Здесь не место разбирать сложные религиозные взгляды и учение Толстого. Достаточно сказать, что на протяжении десятилетий он сознательно полемизировал с ортодоксальным православием, часто смешивая его с реальной деятельностью духовного ведомства. Толстой проповедовал, по существу, новое, отличное от православия учение. Он не всегда был последователен, не всегда справедлив в оценках и давал представителям разных лагерей, в том числе официальной церкви, немало поводов для выступлений против его учения. Лучше всего об этой деятельности Толстого сказал его замечательный современник А. Ф. Кони: „Он мог иногда заблуждаться в своем гневном искании истины, Но он заставлял работать мысль, нарушал самодовольство молчания, будил окружающих от сна и не давал им уснуть в застое болотного спокойствия…" [23]
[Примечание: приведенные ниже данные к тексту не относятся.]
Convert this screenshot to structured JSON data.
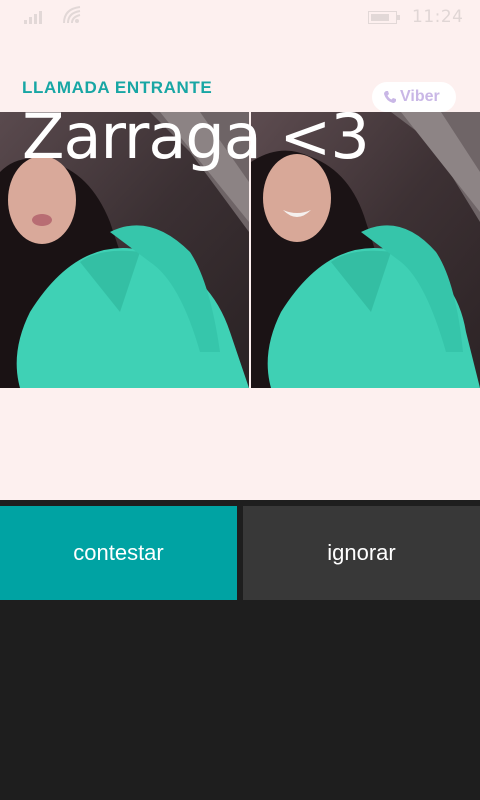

Состоявшееся в 1901 году отлучение Толстого имело долгую предысторию. Цензурные архивы наполнены делами о запрещении сочинений писателя за „богохульство, глумление, издевательство и кощунство над религией", „проповедь безнравственности" (так!), „анархизма", „социализма", „оскорбления государя-императора" и т. п. Последнее, впрочем, не становилось причиной преследований графа. Светская власть фактически устранилась от борьбы с великим писателем, переложив ее на духовное ведомство.
Несмотря на то что Толстой печатал за границей самые резкие статьи против существующего в Российской империи строя, многократно писал едкие письма государям-императорам и их министрам, несмотря на то что он открыто занимался запрещенной правительством деятельностью, самодержавие опасалось трогать всемирно известного литератора. Лев Николаевич даже требовал, чтобы к нему применялись те же репрессивные меры, что и к другим авторам запрещенных сочинений. „Тем более, - писал он в 1896 году министру внутренних дел и министру юстиции, - что я вперед заявляю, что буду продолжать до самой смерти делать то дело, которое правительство считает преступлением, а я считаю своей священной перед Богом обязанностью" [24].
Для взаимоотношений писателя со светскими властями характерен эпизод с арестом в конце 1887 года филолога М. А. Новоселова и его товарищей, распространявших не пропущенную цензурой статью Толстого „Николай Палкин". Толстой сам отправился в Московское жандармское управление с требованием освободить арестованных или посадить его, автора статьи. „Думаю, - писал в этой связи московский генерал-губернатор В.